After having his 1976 film Itim (English title: Rites of May) screened at the Cannes Film Festival earlier this year, renowned Filipino director Mike De Leon’s works are again headed overseas — this time to the Museum of Modern Art (MoMA) in New York City.

MoMA will be holding the retrospective film series, “Mike De Leon: Self-Portrait of a Filipino Filmmaker” throughout November. It will feature all of De Leon’s feature films and shorts from his career as both a director and writer, making it the first time such a comprehensive screening of his works will have been held in North America. 

MoMA’s website describes De Leon as “one of Filipino cinema’s most fiercely political and dramatic storytellers in his own right”. It also notes De Leon’s storied history with the Philippines movie industry — his grandmother, Doña Sisang, founded the once-prestigious LVN Pictures — as well as the influences of Hollywood and European cinema on his work.

“De Leon’s own films mix the genres of melodrama, crime, supernatural horror, slapstick comedy, and the musical with blisteringly critical stances toward his country’s history of corruption and cronyism, state-sponsored violence, feudalist exploitation, and populist machismo: the festering legacies of the nation’s colonial past made even more purulent by the dictatorships of Ferdinand Marcos and Rodrigo Duterte,” it wrote.

MoMA’s retrospective includes Itim (1976), De Leon’s debut feature; Kisapmata (1981); AKΩ Batch ’81 (1982); Sister Stella L. (1984); and Citizen Jake (2018).
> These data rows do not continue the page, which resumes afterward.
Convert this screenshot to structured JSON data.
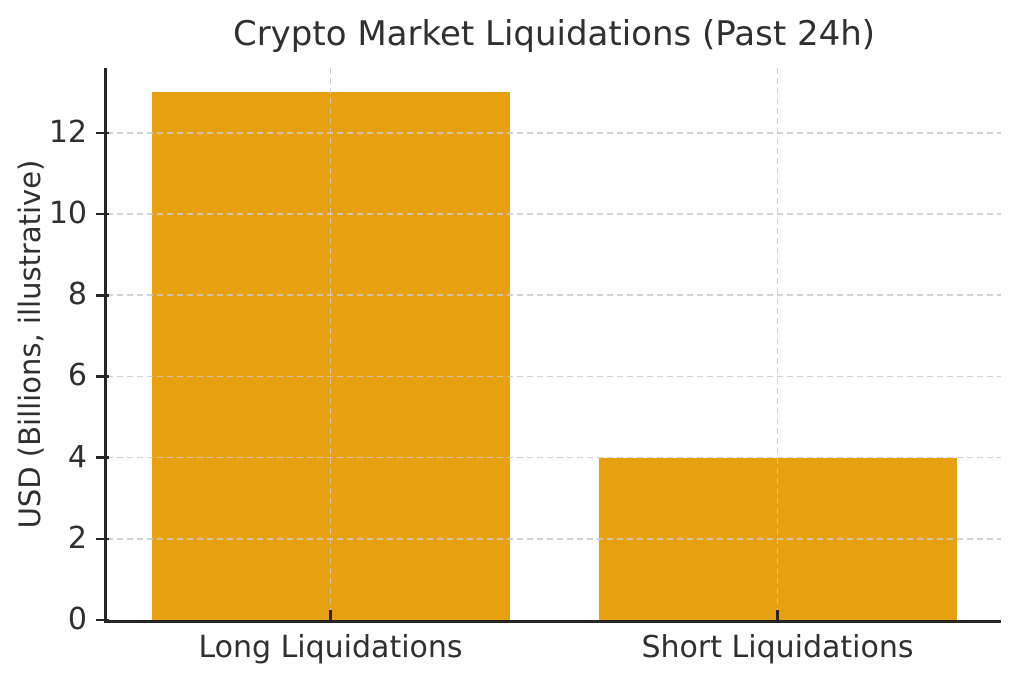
{
  "figure": {
    "background": "#ffffff",
    "text_color": "#303030"
  },
  "chart_data": {
    "type": "bar",
    "title": "Crypto Market Liquidations (Past 24h)",
    "xlabel": "",
    "ylabel": "USD (Billions, illustrative)",
    "categories": [
      "Long Liquidations",
      "Short Liquidations"
    ],
    "values": [
      13,
      4
    ],
    "yticks": [
      0,
      2,
      4,
      6,
      8,
      10,
      12
    ],
    "ylim": [
      0,
      13.6
    ],
    "bar_color": "#E6A010",
    "grid": true,
    "grid_style": "dashed",
    "grid_color": "#cbcbcb",
    "grid_above_bars": true,
    "axis_color": "#262626",
    "text_color": "#303030",
    "legend": "none"
  }
}
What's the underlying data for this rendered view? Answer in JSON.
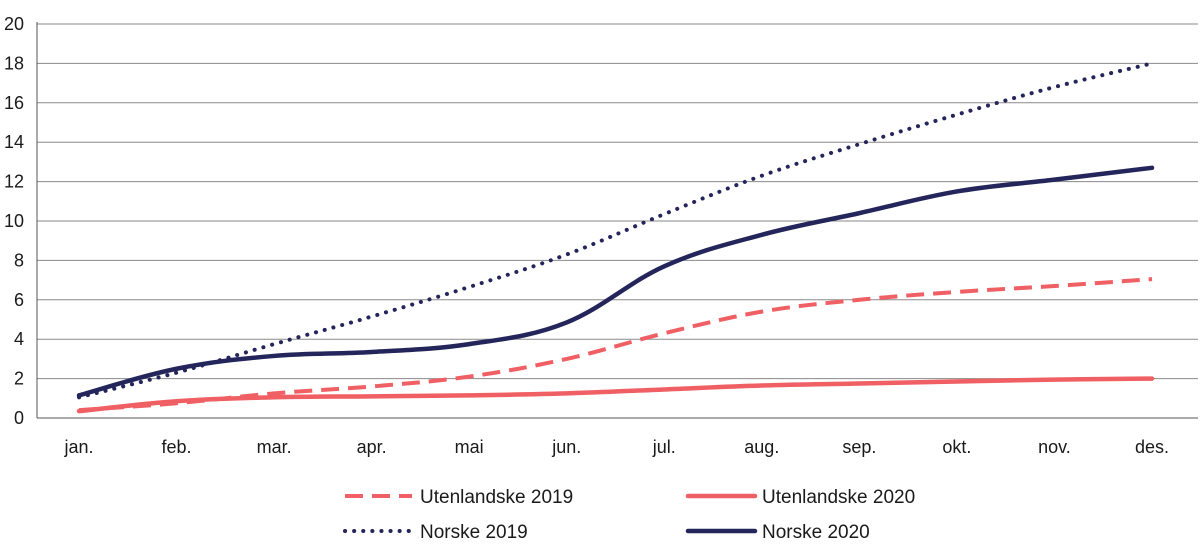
{
  "chart_data": {
    "type": "line",
    "title": "",
    "xlabel": "",
    "ylabel": "",
    "categories": [
      "jan.",
      "feb.",
      "mar.",
      "apr.",
      "mai",
      "jun.",
      "jul.",
      "aug.",
      "sep.",
      "okt.",
      "nov.",
      "des."
    ],
    "yticks": [
      "0",
      "2",
      "4",
      "6",
      "8",
      "10",
      "12",
      "14",
      "16",
      "18",
      "20"
    ],
    "ylim": [
      0,
      20
    ],
    "grid": true,
    "legend_position": "bottom",
    "series": [
      {
        "name": "Utenlandske 2019",
        "style": "dashed",
        "color": "#ef5f63",
        "values": [
          0.4,
          0.75,
          1.25,
          1.6,
          2.1,
          3.0,
          4.3,
          5.4,
          6.0,
          6.4,
          6.7,
          7.05
        ]
      },
      {
        "name": "Utenlandske 2020",
        "style": "solid",
        "color": "#ef5f63",
        "values": [
          0.35,
          0.85,
          1.05,
          1.1,
          1.15,
          1.25,
          1.45,
          1.65,
          1.75,
          1.85,
          1.95,
          2.0
        ]
      },
      {
        "name": "Norske 2019",
        "style": "dotted",
        "color": "#23255b",
        "values": [
          1.05,
          2.3,
          3.75,
          5.15,
          6.65,
          8.3,
          10.35,
          12.3,
          13.9,
          15.4,
          16.8,
          18.0
        ]
      },
      {
        "name": "Norske 2020",
        "style": "solid",
        "color": "#23255b",
        "values": [
          1.15,
          2.5,
          3.15,
          3.35,
          3.75,
          4.85,
          7.7,
          9.3,
          10.4,
          11.5,
          12.1,
          12.7
        ]
      }
    ]
  }
}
The retrospective will also feature Signos, “the defiantly subversive anti-Marcos short he made in 1983 with an underground collective of filmmakers and activists,” as well as rare behind-the-scenes footage from the 1975 Lino Brocka masterpiece Manila in the Claws of Light (where De Leon served as producer and cinematographer), Itim, and Moments in a Stolen Dream (1977).

De Leon was unable to attend the screening of Itim at Cannes earlier this year but delivered a powerful anecdote through his international distributor, Carlotta Films:

“The title of the [book] section that I read is ‘Surreal Mix of Horror and Politics.’ It is still appropriate, but Horror has now acquired a more sinister meaning. It is no longer about a ghost but about the monsters of Philippine politics, monsters that, after a long wait in the subterranean caverns of hell, have returned to ravish and rape my country all over again. The crazy thing is that we invited them back.”

“I am happy that my film is participating in this great festival, but I feel utterly humiliated to be a Filipino today.”